If Vision Zero is the destination, higher speeds are slowing us down.
A new IIHS study shows that increases in speed limits over two decades have cost 33,000 lives in the U.S. In 2013 alone, the increases resulted in 1,900 additional deaths, essentially canceling out the number of lives saved by frontal airbags that year.
“Although fatality rates fell during the study period, they would have been much lower if not for states’ decisions to raise speed limits,” says Charles Farmer, IIHS vice president for research and statistical services and the author of the study.
Maximum speed limits are set by the states, and they have been on the rise since 1995. However, during most of the 1970s and 1980s, the threat of financial penalties held state speed limits to 55 mph.
In 1973, Congress required that states adopt 55 mph as their maximum speed limit in order to receive their share of highway funds. Concerns over fuel availability, rather than safety, had prompted Congress to pass the measure, known as the National Maximum Speed Limit, but the most dramatic result was a decrease in fatalities.

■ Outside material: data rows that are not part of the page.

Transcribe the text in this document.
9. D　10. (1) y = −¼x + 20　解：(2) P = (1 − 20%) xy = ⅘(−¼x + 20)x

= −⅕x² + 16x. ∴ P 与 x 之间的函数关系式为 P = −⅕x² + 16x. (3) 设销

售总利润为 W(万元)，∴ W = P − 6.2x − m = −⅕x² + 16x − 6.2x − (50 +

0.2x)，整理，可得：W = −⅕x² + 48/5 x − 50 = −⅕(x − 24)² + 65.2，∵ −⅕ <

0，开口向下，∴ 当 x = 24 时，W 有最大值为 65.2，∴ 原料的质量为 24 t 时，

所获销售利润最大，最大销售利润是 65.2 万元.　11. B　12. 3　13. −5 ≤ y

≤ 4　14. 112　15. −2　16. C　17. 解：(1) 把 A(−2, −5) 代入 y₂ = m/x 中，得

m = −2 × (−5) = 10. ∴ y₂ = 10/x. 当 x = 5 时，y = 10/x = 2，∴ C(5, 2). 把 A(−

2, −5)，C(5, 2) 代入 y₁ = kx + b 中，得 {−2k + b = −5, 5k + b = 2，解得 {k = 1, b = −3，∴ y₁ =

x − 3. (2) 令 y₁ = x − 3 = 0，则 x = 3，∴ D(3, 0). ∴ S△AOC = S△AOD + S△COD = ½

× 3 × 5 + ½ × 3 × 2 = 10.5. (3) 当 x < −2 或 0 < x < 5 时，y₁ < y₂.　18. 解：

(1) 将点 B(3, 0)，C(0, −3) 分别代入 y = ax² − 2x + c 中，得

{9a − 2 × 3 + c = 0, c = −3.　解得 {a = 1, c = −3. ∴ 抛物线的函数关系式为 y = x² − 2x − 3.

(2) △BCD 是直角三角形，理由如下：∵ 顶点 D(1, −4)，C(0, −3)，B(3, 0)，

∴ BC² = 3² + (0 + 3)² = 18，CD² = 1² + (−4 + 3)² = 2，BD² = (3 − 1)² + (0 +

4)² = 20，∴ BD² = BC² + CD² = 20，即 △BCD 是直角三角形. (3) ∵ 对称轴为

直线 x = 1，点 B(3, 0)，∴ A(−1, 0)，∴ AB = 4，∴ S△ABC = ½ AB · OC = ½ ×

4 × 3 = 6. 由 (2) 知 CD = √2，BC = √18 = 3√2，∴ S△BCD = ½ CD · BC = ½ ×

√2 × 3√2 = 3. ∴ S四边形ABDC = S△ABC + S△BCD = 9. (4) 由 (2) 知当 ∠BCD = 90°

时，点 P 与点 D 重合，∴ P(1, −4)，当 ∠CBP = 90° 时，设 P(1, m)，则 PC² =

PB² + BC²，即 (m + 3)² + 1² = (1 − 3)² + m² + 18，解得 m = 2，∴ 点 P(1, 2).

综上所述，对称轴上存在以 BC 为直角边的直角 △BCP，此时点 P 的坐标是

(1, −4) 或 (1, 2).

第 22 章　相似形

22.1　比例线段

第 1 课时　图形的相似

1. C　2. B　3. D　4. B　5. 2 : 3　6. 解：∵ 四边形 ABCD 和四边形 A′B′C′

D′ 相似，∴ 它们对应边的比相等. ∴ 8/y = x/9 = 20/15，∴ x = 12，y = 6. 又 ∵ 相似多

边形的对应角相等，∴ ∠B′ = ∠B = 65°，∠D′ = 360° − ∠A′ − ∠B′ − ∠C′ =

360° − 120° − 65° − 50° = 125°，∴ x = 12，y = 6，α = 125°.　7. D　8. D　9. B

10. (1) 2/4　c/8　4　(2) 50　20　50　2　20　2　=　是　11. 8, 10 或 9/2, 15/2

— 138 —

In 1987, with energy concerns fading, Congress relaxed the restriction, allowing states to increase speed limits to 65 mph on rural interstates. The law was completely repealed in 1995.
Proponents of raising the speed limit often argue that such increases simply bring the law in line with reality, since most drivers exceed the limit. Once the limit is raised, however, drivers go even faster.
Not surprisingly, Institute researchers found that travel speeds increased following the repeal of the National Maximum Speed Limit (see Status Report special issue: speed, Jan. 31, 2008). They also found that fatalities went up, first on rural interstates with the law’s partial repeal and later on all interstates after the full repeal (see “Deaths go up on interstate highways where higher speed limits are posted,” Jan. 16, 1999).
The increases have continued apace. Today, six states have 80 mph limits, and drivers in Texas can legally drive 85 mph on some roads.
The new study looked at the effect of all speed limit increases from 1993 to 2013 in 41 states. Nine states and the District of Columbia were excluded because they had relatively few vehicle miles traveled each year, leading to wide fluctuations in their annual fatality rates.
Farmer looked at deaths per billion miles traveled by state and roadway type. Taking into account other factors that affected the fatality rate — including changes in unemployment, the number of potential young drivers (ages 16-24) and per capita alcohol consumption — he found that each 5 mph increase in the maximum speed limit resulted in a 4 percent increase in fatalities. The increase on interstates and freeways, the roads most affected by state maximums, was 8 percent.
Comparing the annual number of fatalities in the 41 states with the number that would have been expected if each state’s maximum speed limit had remained unchanged since 1993, Farmer arrived at the estimate of 33,000 additional fatalities over the 20-year period. That number is approximately equal to the nationwide annual tally of fatalities during recent years.
As large a number as it is, 33,000 is likely an underestimate, Farmer says. In his analysis, he considered only increases in the maximum speed limit, which often applies only to rural interstates, but many states also increased speed limits on urban interstates. Other states increased speed limits on one section of road and later extended the higher limit to other sections. Those subsequent changes weren’t factored in.
The study doesn’t include the increases of the past three years. In 2013, only Texas and Utah had limits above 75 mph. Five more have joined that club since then, and others have abandoned 65 mph limits for 70 mph.
“Since 2013, speeds have only become more extreme, and the trend shows no sign of abating,” Farmer notes. “We hope state lawmakers will keep in mind the deadly consequences of higher speeds when they consider raising limits.”